The current directory is not documented to support device paths, even if they’re for a filesystem directory such as “\\?\C:\Windows”. It may seem to work, but the API isn’t tested to support it, and it has serious bugs that result in nonsense paths. ↩︎

guido · December 29, 2022, 12:46am

That’s an awesome summary, Eryk – I think I knew all of the MS-DOS flavors but the device paths are new to me (and what confused me in the discussion).

I guess there are also some additional wrinkles like case normalization, things like NUL (what’s the list of those?), and long vs. short (8+3 IIRC) paths. Also code pages, character sets, UTF-16.

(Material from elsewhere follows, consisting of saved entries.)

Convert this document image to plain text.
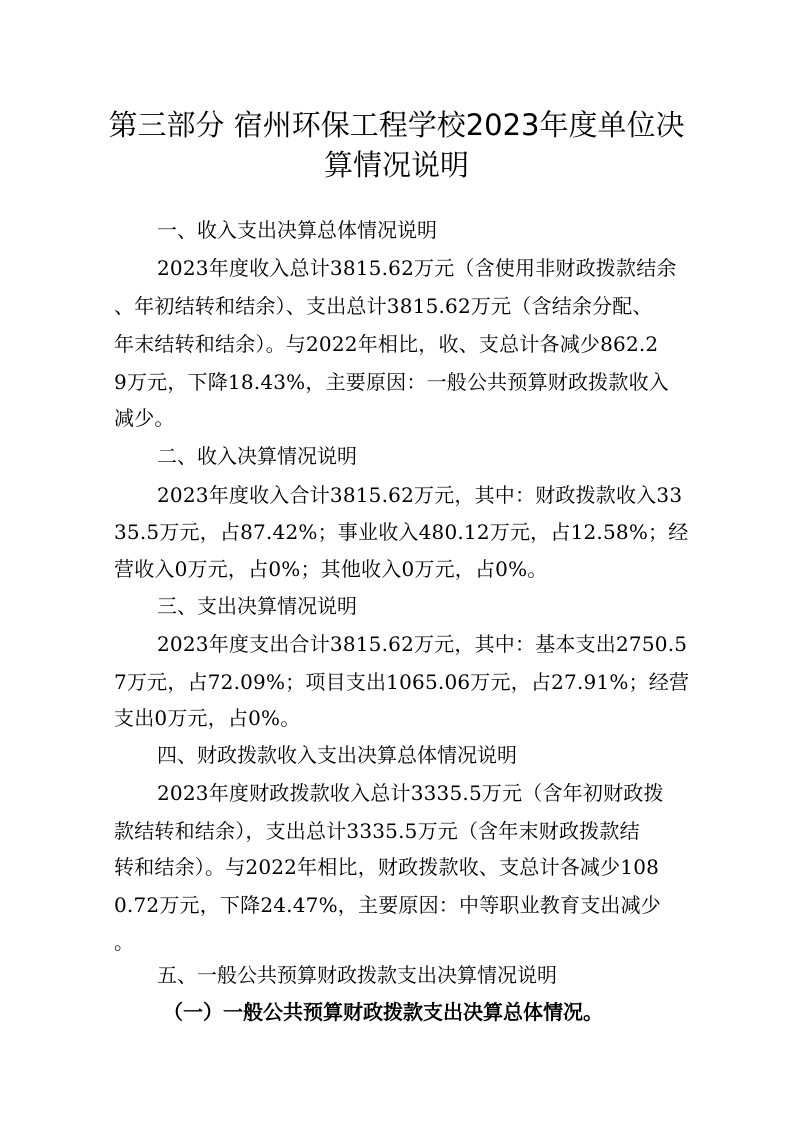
第三部分 宿州环保工程学校2023年度单位决
算情况说明
一、收入支出决算总体情况说明
2023年度收入总计3815.62万元（含使用非财政拨款结余
、年初结转和结余）、支出总计3815.62万元（含结余分配、
年末结转和结余）。与2022年相比，收、支总计各减少862.2
9万元，下降18.43%，主要原因：一般公共预算财政拨款收入
减少。
二、收入决算情况说明
2023年度收入合计3815.62万元，其中：财政拨款收入33
35.5万元，占87.42%；事业收入480.12万元，占12.58%；经
营收入0万元，占0%；其他收入0万元，占0%。
三、支出决算情况说明
2023年度支出合计3815.62万元，其中：基本支出2750.5
7万元，占72.09%；项目支出1065.06万元，占27.91%；经营
支出0万元，占0%。
四、财政拨款收入支出决算总体情况说明
2023年度财政拨款收入总计3335.5万元（含年初财政拨
款结转和结余），支出总计3335.5万元（含年末财政拨款结
转和结余）。与2022年相比，财政拨款收、支总计各减少108
0.72万元，下降24.47%，主要原因：中等职业教育支出减少
。
五、一般公共预算财政拨款支出决算情况说明
（一）一般公共预算财政拨款支出决算总体情况。
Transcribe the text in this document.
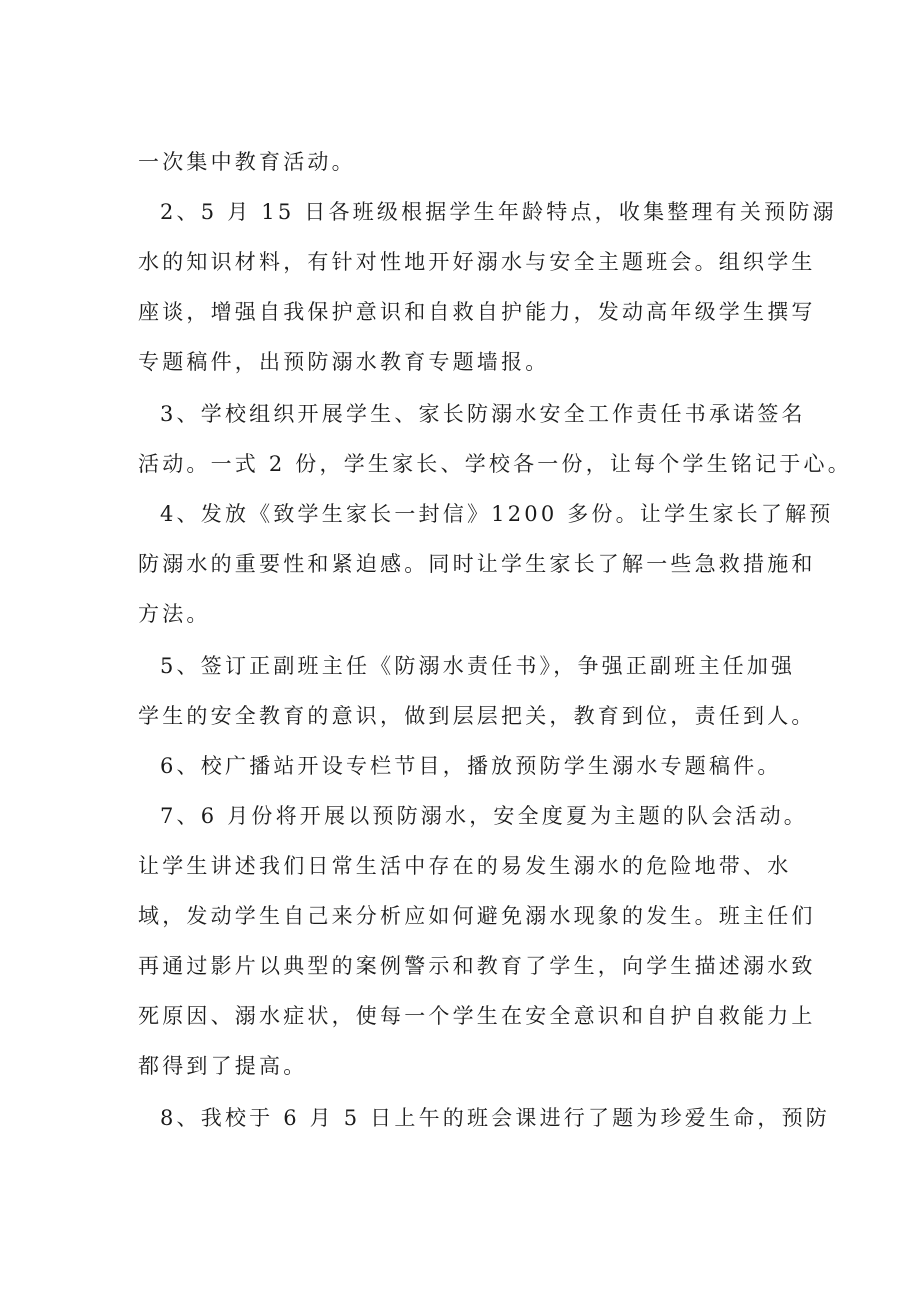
一次集中教育活动。
2、5 月 15 日各班级根据学生年龄特点，收集整理有关预防溺
水的知识材料，有针对性地开好溺水与安全主题班会。组织学生
座谈，增强自我保护意识和自救自护能力，发动高年级学生撰写
专题稿件，出预防溺水教育专题墙报。
3、学校组织开展学生、家长防溺水安全工作责任书承诺签名
活动。一式 2 份，学生家长、学校各一份，让每个学生铭记于心。
4、发放《致学生家长一封信》1200 多份。让学生家长了解预
防溺水的重要性和紧迫感。同时让学生家长了解一些急救措施和
方法。
5、签订正副班主任《防溺水责任书》，争强正副班主任加强
学生的安全教育的意识，做到层层把关，教育到位，责任到人。
6、校广播站开设专栏节目，播放预防学生溺水专题稿件。
7、6 月份将开展以预防溺水，安全度夏为主题的队会活动。
让学生讲述我们日常生活中存在的易发生溺水的危险地带、水
域，发动学生自己来分析应如何避免溺水现象的发生。班主任们
再通过影片以典型的案例警示和教育了学生，向学生描述溺水致
死原因、溺水症状，使每一个学生在安全意识和自护自救能力上
都得到了提高。
8、我校于 6 月 5 日上午的班会课进行了题为珍爱生命，预防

merwok · December 29, 2022, 1:28am

https://github.com/python/cpython/blob/main/Lib/pathlib.py#L33-L39

eryksun · December 29, 2022, 8:32am

In the internal NT API, filenames are 16-bit Unicode strings. It’s not strictly UTF-16 because surrogate codes are not validated as surrogate pairs.
The API also does not normalize filenames to a particular Unicode normal form (e.g. “NFC” or “NFKC”).
If a filesystem directory is case insensitive, name comparisons first translate to upper case using a locale-invariant case table. One-to-many case conversions are not supported (e.g. “ß” maps to “ß”, not to “SS”) .
Starting with Windows 10, NTFS supports case-sensitive directories.

For bytes paths, Python 3.6+ uses UTF-8 as the filesystem encoding. Bytes paths get decoded to wide-character strings before calling system functions. The error handler is “surrogatepass” due to the possibility of lone surrogate codes in filenames. This is sometimes called 8-bit Wobbly Transformation Format (WTF-8).

Regarding short filenames^[1], they’re a legacy feature for compatibility with ancient applications.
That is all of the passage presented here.